Baldwin: No. I'm very cold -- cold probably isn't the word I want, controlled.  Writing for me must be a very controlled exercise, formed by passions and hope.  That is the only reason you get through it, otherwise you may as well do something else.  The act of writing itself is cold.

Truman Capote:

Interviewer: You recently published a book about the Porgy and Bess trip to Russia.  One of the most interesting things about the style was its unusual detachment, even by comparison to the reporting of journalists who have spent many years recording events in an impartial way.  One had the impression that this version must have been as close to the truth as it is possible to get through another person's eyes, which surprising when you consider that most of your work has been characterized by its very personal quality.

Capote: Actually, I don't consider the style of this book, The Muses are Heard, as markedly different from my fictional style.  Perhaps the content, the fact that it is about real events, makes it seem so.  After all, Muses is straight reporting, and in reporting one is occupied with literalness and surfaces, with implication without comment -- one can't achieve immediate depths the way one may in fiction.  However, one of the reasons I've wanted to do reportage was to prove that I could apply my style to the realities of journalism.  But I believe my fictional method is equally detached -- emotionality makes me lose writing control: I have to exhaust the emotion before I feel clinical enough to analyze and project it, and as far as I'm concerned that's one of the laws of achieving true technique.  If my fiction seems more personal it is because it depends on the artist's most personal and revealing area: his imagination.

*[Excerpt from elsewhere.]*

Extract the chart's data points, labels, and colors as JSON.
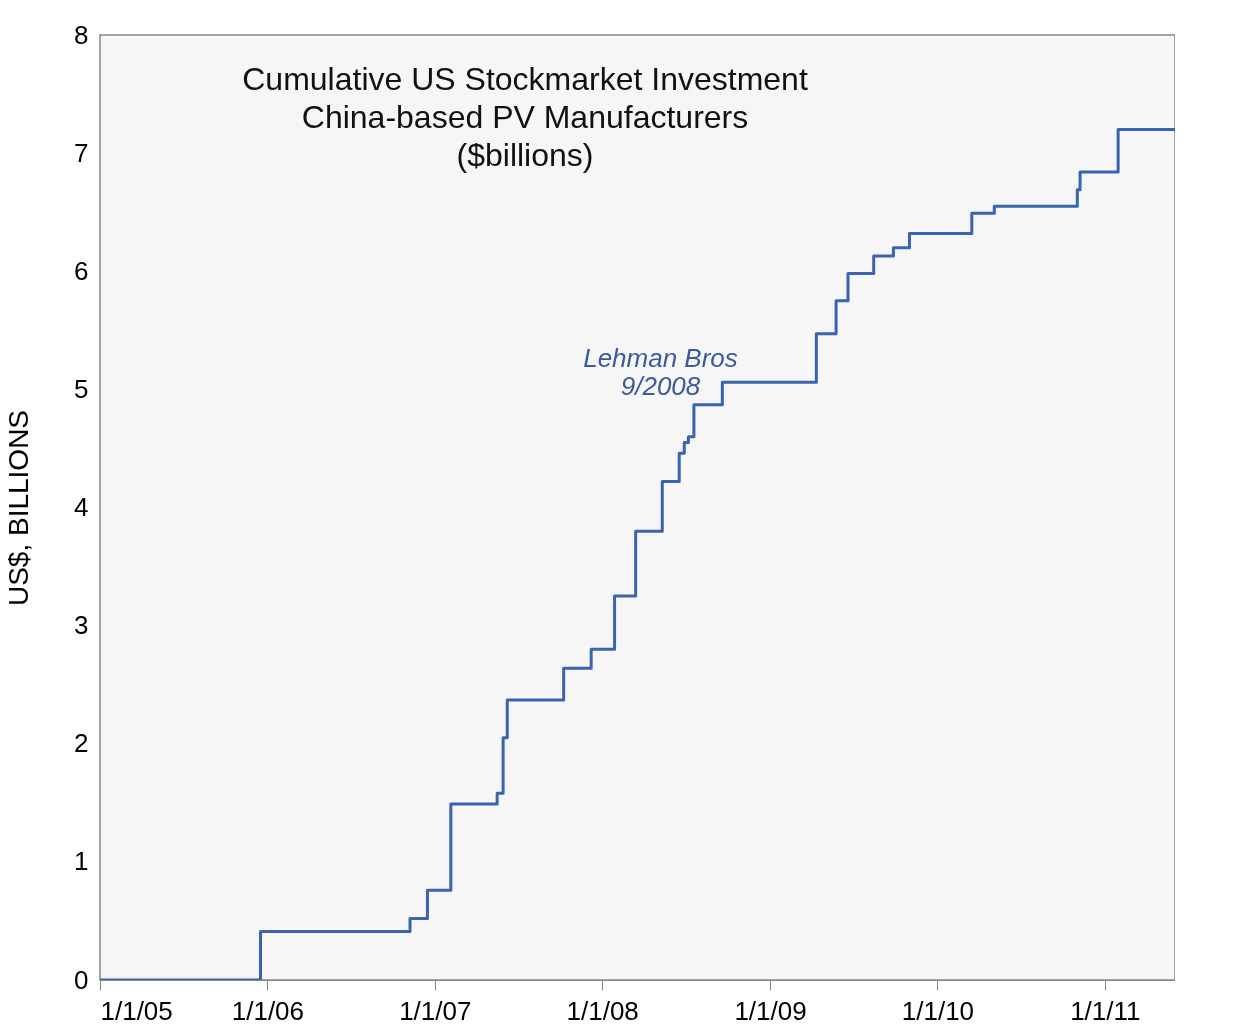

Interviewer: How do you exhaust emotion?  Is it only a matter of thinking about the story over a certain length of time, or are there other considerations?

Capote: No, I don't think it is merely a matter of time.  Suppose you ate nothing but apples for a week.  Unquestionably you would exhaust your appetite for apples and most certainly know what they taste like.  By the time I write a story I may no longer have any hunger for it, but I feel that I thoroughly know its flavor.  The Porgy and Bess articles are not relevant to this issue.  That was reporting, and "emotions" were not much involved -- at least not the difficult and personal territories of feeling that I mean.  I seem to remember reading that Dickens, as he wrote, choked with laughter over his own humor and dripped tears all over the page when one of his characters died.  My own theory is that the writer should have considered his wit and dried his tears long, long before setting out to evoke similar reactions in a reader.  In other words, I believe the greatest intensity in art in all its shapes is achieved with a deliberate, hard, and cool head.